The Institute of Economic Research and Public Policy, IERPP, on Wednesday, March 5, 2025, in Accra, in a press release,questioned the rationale behind government’s functionaries celebrating the auctioning of treasury bills between 19% and 22%.
The economic and policy think tank finds it extremely strange that the government is touting such a situation as an achievement since there would be little or no value for those who would invest in these T-bills.
“This clearly portrays the lack of understanding of economics by some individuals in government. They make posts to the effect that government has auctioned T-bills for 19% and 22%, and for that matter, the Mahama government should be praised. This does not call for any jubilation.
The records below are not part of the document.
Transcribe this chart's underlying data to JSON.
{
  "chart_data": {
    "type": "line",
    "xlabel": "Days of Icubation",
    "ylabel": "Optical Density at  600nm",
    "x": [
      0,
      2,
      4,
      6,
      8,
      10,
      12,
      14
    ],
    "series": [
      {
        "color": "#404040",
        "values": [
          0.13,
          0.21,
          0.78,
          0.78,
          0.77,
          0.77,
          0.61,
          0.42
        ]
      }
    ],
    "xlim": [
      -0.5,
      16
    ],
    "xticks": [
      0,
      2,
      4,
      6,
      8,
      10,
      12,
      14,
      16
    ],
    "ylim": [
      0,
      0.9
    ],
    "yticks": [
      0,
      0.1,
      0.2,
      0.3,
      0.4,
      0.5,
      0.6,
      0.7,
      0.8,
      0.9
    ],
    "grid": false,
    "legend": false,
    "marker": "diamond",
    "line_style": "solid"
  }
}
Assuming the end of year inflation target is 19%, this means a zero or -3% real value for investment” the statement reads, in part.
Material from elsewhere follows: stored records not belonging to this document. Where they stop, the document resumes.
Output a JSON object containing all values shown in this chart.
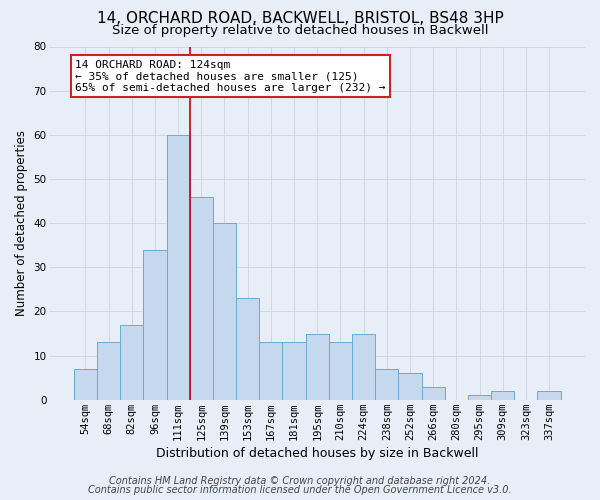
{
  "title1": "14, ORCHARD ROAD, BACKWELL, BRISTOL, BS48 3HP",
  "title2": "Size of property relative to detached houses in Backwell",
  "xlabel": "Distribution of detached houses by size in Backwell",
  "ylabel": "Number of detached properties",
  "footnote1": "Contains HM Land Registry data © Crown copyright and database right 2024.",
  "footnote2": "Contains public sector information licensed under the Open Government Licence v3.0.",
  "bar_labels": [
    "54sqm",
    "68sqm",
    "82sqm",
    "96sqm",
    "111sqm",
    "125sqm",
    "139sqm",
    "153sqm",
    "167sqm",
    "181sqm",
    "195sqm",
    "210sqm",
    "224sqm",
    "238sqm",
    "252sqm",
    "266sqm",
    "280sqm",
    "295sqm",
    "309sqm",
    "323sqm",
    "337sqm"
  ],
  "bar_values": [
    7,
    13,
    17,
    34,
    60,
    46,
    40,
    23,
    13,
    13,
    15,
    13,
    15,
    7,
    6,
    3,
    0,
    1,
    2,
    0,
    2
  ],
  "bar_color": "#c5d8ed",
  "bar_edge_color": "#6aaad4",
  "vline_x": 5,
  "vline_color": "#cc0000",
  "annotation_line1": "14 ORCHARD ROAD: 124sqm",
  "annotation_line2": "← 35% of detached houses are smaller (125)",
  "annotation_line3": "65% of semi-detached houses are larger (232) →",
  "annotation_box_facecolor": "#ffffff",
  "annotation_box_edgecolor": "#cc2222",
  "ylim": [
    0,
    80
  ],
  "yticks": [
    0,
    10,
    20,
    30,
    40,
    50,
    60,
    70,
    80
  ],
  "grid_color": "#c8d4e0",
  "background_color": "#e8eef8",
  "title1_fontsize": 11,
  "title2_fontsize": 9.5,
  "ylabel_fontsize": 8.5,
  "xlabel_fontsize": 9,
  "tick_fontsize": 7.5,
  "annotation_fontsize": 8,
  "footnote_fontsize": 7
}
“Inflation currently sits around 23%, lending rate, primarily driven by the Monetary Policy Rate (MPR) sits between 34.5 and 35.5%. This implies that holding all other factors constant, the average Ghanaian who invests in T-bills given the current rate is losing money in real terms” IERPP further explained.
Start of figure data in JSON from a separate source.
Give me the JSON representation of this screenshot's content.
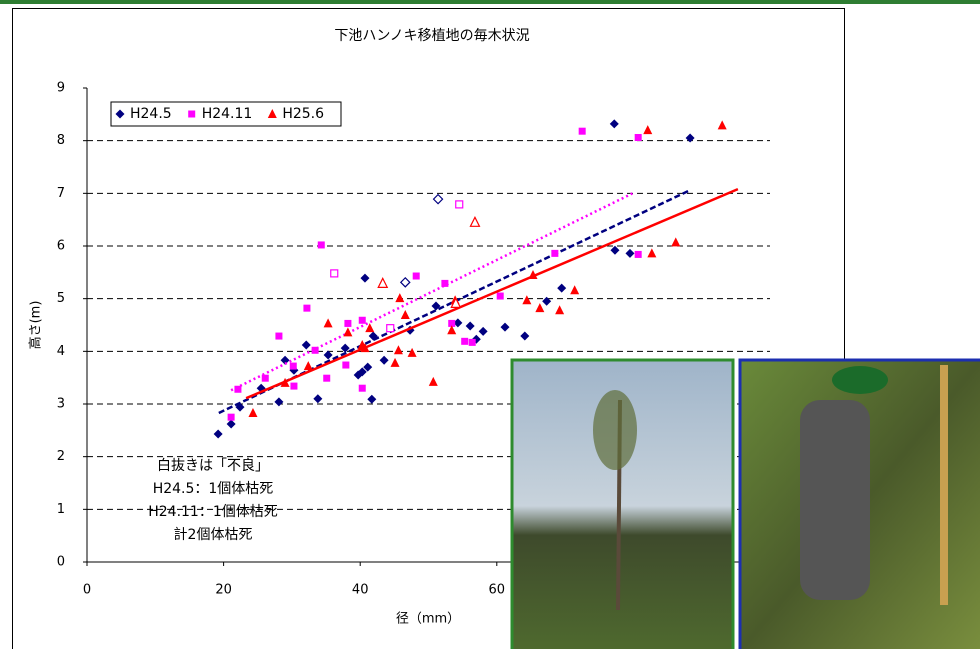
{
  "chart_data": {
    "type": "scatter",
    "title": "下池ハンノキ移植地の毎木状況",
    "x_label": "径（mm）",
    "y_label": "高さ(m)",
    "xlim": [
      0,
      100
    ],
    "xticks": [
      0,
      20,
      40,
      60
    ],
    "ylim": [
      0,
      9
    ],
    "yticks": [
      0,
      1,
      2,
      3,
      4,
      5,
      6,
      7,
      8,
      9
    ],
    "grid": true,
    "legend": "upper left",
    "annotation": [
      "白抜きは「不良」",
      "H24.5：1個体枯死",
      "H24.11：1個体枯死",
      "計2個体枯死"
    ],
    "series": [
      {
        "name": "H24.5",
        "color": "#000080",
        "marker": "diamond",
        "x": [
          19.2,
          21.1,
          22.4,
          25.5,
          28.1,
          29.0,
          30.3,
          32.1,
          33.8,
          35.3,
          37.8,
          39.7,
          40.3,
          40.7,
          41.1,
          41.7,
          41.9,
          43.5,
          47.3,
          51.1,
          54.3,
          56.1,
          57.0,
          58.0,
          61.2,
          64.1,
          67.3,
          69.5,
          77.2,
          77.3,
          79.5,
          88.3,
          46.6,
          51.4
        ],
        "values": [
          2.43,
          2.62,
          2.94,
          3.3,
          3.04,
          3.83,
          3.64,
          4.12,
          3.1,
          3.93,
          4.06,
          3.55,
          3.61,
          5.39,
          3.7,
          3.09,
          4.29,
          3.83,
          4.4,
          4.86,
          4.54,
          4.48,
          4.23,
          4.38,
          4.46,
          4.29,
          4.95,
          5.2,
          8.32,
          5.92,
          5.86,
          8.05,
          5.31,
          6.89
        ],
        "open": [
          false,
          false,
          false,
          false,
          false,
          false,
          false,
          false,
          false,
          false,
          false,
          false,
          false,
          false,
          false,
          false,
          false,
          false,
          false,
          false,
          false,
          false,
          false,
          false,
          false,
          false,
          false,
          false,
          false,
          false,
          false,
          false,
          true,
          true
        ],
        "trend": {
          "style": "dashed",
          "x": [
            19.3,
            88.3
          ],
          "values": [
            2.83,
            7.06
          ]
        }
      },
      {
        "name": "H24.11",
        "color": "#ff00ff",
        "marker": "square",
        "x": [
          21.1,
          22.1,
          26.1,
          28.1,
          30.2,
          30.3,
          32.2,
          33.4,
          34.3,
          35.1,
          37.9,
          38.2,
          40.3,
          40.3,
          48.2,
          52.4,
          53.4,
          55.3,
          56.4,
          60.5,
          68.5,
          72.5,
          80.7,
          80.7,
          36.2,
          44.4,
          54.5
        ],
        "values": [
          2.75,
          3.28,
          3.49,
          4.29,
          3.72,
          3.34,
          4.82,
          4.02,
          6.02,
          3.49,
          3.74,
          4.53,
          4.59,
          3.3,
          5.43,
          5.29,
          4.53,
          4.19,
          4.17,
          5.05,
          5.86,
          8.18,
          8.06,
          5.84,
          5.48,
          4.44,
          6.79
        ],
        "open": [
          false,
          false,
          false,
          false,
          false,
          false,
          false,
          false,
          false,
          false,
          false,
          false,
          false,
          false,
          false,
          false,
          false,
          false,
          false,
          false,
          false,
          false,
          false,
          false,
          true,
          true,
          true
        ],
        "trend": {
          "style": "dotted",
          "x": [
            21.1,
            80.2
          ],
          "values": [
            3.26,
            7.02
          ]
        }
      },
      {
        "name": "H25.6",
        "color": "#ff0000",
        "marker": "triangle",
        "x": [
          24.3,
          29.0,
          32.4,
          35.3,
          38.2,
          40.3,
          40.7,
          41.4,
          45.1,
          45.6,
          45.8,
          46.6,
          47.6,
          50.7,
          53.4,
          53.9,
          64.4,
          65.3,
          66.3,
          69.2,
          71.4,
          82.1,
          82.7,
          86.2,
          93.0,
          43.3,
          56.8,
          54.0
        ],
        "values": [
          2.83,
          3.4,
          3.72,
          4.53,
          4.36,
          4.12,
          4.06,
          4.44,
          3.78,
          4.02,
          5.01,
          4.69,
          3.97,
          3.42,
          4.4,
          4.97,
          4.97,
          5.45,
          4.82,
          4.78,
          5.16,
          8.2,
          5.86,
          6.07,
          8.29,
          5.29,
          6.45,
          4.91
        ],
        "open": [
          false,
          false,
          false,
          false,
          false,
          false,
          false,
          false,
          false,
          false,
          false,
          false,
          false,
          false,
          false,
          false,
          false,
          false,
          false,
          false,
          false,
          false,
          false,
          false,
          false,
          true,
          true,
          true
        ],
        "trend": {
          "style": "solid",
          "x": [
            23.3,
            95.3
          ],
          "values": [
            3.11,
            7.08
          ]
        }
      }
    ]
  }
}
“That is to even assume that such people are not borrowing to invest. Should the later be the case, then the average Ghanaian investor is in for trouble. We should brace ourselves for more non-performing loans (NPR)” the release further stated.
IERPP cautioned the government against manufacturing economic indicators just to look good in the eyes of the publicas well as the international community, a situation that can affect Ghana’s credibility amongst global financial institutions like the IMF, the World Bank, etc.
“The government should desist from manufacturing economic indicators and figures to suit its agenda of looking good in the eyes of the public. The international community and financial watchdogs like the World Bank and IMF would discredit Ghana if figures are invented for political reasons” IERPP cautioned.